- Payment processor Alphapo wallet has lost over $30 million to hackers who compromised its security on the Ethereum blockchain
- The amount stolen is estimated to be higher since the actual amount of Bitcoin drained is unknown
- Some blockchain security sleuths think that the hacker accessed the wallet’s private keys
Payment processor Alphapo wallet has lost over $30 million to hackers who compromised its security on the Ethereum blockchain. The amount stolen is estimated to be upwards of $100 million since the reported figures account for Ethereum-based assets but the hack also involved BTC and TRON (TRX). Some blockchain security sleuths think that the hacker may have gained access to the wallet’s private keys.
From Ethereum to Bitcoin and Avalanche
According to a blockchain investigator pseudonymously known as ZachXBT on Twitter, the stolen Ethereum-based assets were converted to ETH and moved to the Bitcoin and Avalanche networks. Some of the wallet’s users, most of whom are gambling platforms, have already halted withdrawals and assured users that their “funds are secure” without expressly revealing that the payment processor had been hacked.
🚨 Alphapo Hot Wallet Hacked 🚨
Over $31,000,000 stolen, with reports suggesting up to ~$100 million.
Hot wallet was hacked on Ethereum, Tron and BTC. Stolen funds were swapped and distributed among various EOAs.

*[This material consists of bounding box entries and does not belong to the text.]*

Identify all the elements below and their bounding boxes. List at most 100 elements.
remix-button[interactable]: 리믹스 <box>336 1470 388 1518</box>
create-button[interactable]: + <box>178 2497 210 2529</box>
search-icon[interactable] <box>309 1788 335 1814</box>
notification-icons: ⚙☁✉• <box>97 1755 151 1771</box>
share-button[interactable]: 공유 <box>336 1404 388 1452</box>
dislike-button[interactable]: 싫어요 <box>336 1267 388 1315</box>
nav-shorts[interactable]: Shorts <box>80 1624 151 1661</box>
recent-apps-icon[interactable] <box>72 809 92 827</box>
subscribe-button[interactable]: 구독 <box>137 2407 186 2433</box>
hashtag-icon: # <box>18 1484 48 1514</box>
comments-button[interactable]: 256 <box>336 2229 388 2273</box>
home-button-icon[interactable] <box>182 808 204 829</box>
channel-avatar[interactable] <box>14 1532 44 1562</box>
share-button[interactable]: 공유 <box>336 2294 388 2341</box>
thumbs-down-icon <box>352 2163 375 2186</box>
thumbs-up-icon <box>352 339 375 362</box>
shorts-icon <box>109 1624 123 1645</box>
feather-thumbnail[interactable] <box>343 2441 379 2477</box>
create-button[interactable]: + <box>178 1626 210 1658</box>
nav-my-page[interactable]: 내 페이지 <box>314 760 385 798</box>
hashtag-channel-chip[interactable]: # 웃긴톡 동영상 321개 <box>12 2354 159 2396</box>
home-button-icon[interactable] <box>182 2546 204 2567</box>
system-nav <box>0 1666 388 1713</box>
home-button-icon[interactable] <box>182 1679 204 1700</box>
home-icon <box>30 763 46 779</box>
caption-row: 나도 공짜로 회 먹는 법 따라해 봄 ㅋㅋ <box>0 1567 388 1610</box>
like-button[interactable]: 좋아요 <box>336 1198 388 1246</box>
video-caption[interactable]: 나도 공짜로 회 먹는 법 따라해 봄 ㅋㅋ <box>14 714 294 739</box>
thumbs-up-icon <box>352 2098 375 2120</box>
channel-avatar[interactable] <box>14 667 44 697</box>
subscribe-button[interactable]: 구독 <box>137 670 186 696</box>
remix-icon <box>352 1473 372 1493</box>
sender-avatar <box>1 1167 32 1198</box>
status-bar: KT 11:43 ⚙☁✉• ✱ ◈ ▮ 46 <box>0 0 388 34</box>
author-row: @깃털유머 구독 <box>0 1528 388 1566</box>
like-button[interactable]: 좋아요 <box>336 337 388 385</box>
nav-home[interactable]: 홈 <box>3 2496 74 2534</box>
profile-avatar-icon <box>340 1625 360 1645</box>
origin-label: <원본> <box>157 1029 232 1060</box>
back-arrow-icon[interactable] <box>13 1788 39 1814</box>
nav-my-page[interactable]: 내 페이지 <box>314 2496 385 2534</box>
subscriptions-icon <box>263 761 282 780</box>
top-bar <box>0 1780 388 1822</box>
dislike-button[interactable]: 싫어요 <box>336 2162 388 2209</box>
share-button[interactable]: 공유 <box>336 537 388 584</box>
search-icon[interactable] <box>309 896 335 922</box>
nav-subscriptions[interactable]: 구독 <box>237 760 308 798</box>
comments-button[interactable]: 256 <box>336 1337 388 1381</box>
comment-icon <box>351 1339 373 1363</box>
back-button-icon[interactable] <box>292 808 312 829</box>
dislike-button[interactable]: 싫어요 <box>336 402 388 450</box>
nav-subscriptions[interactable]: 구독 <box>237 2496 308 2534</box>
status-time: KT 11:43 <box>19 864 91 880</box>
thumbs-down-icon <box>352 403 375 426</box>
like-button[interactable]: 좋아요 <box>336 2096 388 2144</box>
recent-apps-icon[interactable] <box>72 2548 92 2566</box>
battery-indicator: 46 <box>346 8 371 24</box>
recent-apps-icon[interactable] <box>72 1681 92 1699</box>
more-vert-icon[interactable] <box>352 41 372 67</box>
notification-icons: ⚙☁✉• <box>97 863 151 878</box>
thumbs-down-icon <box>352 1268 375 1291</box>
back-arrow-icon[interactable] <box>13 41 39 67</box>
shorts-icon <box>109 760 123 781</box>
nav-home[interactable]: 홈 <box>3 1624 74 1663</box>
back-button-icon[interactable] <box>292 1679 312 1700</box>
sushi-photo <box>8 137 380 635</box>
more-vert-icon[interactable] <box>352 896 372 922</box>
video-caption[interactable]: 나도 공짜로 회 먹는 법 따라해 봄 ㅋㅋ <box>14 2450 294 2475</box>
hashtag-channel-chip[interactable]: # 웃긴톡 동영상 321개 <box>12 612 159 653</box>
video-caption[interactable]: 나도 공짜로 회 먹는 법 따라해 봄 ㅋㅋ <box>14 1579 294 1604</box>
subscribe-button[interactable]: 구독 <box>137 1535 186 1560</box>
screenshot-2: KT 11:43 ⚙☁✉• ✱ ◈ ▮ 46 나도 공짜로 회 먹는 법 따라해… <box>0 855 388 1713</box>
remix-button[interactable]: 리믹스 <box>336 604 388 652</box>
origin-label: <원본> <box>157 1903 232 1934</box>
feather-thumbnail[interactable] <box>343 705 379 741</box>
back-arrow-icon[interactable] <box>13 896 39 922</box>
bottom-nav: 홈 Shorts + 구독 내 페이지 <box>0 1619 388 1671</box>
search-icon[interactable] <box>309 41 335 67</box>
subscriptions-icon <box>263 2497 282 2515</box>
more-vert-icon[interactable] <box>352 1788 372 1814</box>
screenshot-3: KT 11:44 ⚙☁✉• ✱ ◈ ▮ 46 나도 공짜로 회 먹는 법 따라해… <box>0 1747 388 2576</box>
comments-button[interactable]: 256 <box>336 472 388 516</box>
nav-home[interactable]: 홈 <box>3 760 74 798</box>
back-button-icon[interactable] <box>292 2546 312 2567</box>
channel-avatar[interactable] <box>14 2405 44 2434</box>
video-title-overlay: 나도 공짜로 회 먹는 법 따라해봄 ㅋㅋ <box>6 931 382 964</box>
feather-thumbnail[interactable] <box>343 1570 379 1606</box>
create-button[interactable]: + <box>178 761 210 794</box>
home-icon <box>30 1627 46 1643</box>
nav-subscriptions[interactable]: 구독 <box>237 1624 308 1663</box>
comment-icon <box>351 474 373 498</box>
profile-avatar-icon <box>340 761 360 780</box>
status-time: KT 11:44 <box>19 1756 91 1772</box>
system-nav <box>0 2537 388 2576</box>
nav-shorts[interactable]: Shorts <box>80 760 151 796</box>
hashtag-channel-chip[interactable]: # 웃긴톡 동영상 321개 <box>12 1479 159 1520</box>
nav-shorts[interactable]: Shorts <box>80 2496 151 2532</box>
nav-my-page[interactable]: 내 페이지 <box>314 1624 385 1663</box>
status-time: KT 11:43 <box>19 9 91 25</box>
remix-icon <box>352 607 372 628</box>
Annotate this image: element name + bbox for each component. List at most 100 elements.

🧵: Here are the details of the incident 👇 pic.twitter.com/bLeCLJvH6G
— De.Fi 🛡️ Web3 Antivirus (@DeDotFiSecurity) July 23, 2023
Speaking to Cointelegraph through a spokesperson, Alphapo revealed that the platform is reenabling user withdrawals and deposits for select cryptocurrencies, although it didn’t give details of the hack.
Don’t Use Old Deposit Addresses
Alphapo warned users against interacting with the previous deposit addresses but intimated that they’re still in control of the addresses. The hack comes two months after Atomic Wallet suffered a similar incident that was linked to the notorious North Korean hacking group Lazarus and where roughly $35 million was stolen.
The Alphapo wallet hack also comes two weeks after reports emerged that DeFi hackers pocketed over $200 million in the last quarter.
Apart from targeting crypto wallets, hackers are also continuously knocking on DeFi protocols’ doors such as Multichain, Crema Finance and Mango Markets by infiltrating the platforms’ smart contracts.
Although the Alphapo hacker may have controlled the wallet’s private keys, crypto wallets remain a lucrative target for malicious actors in the web3 space.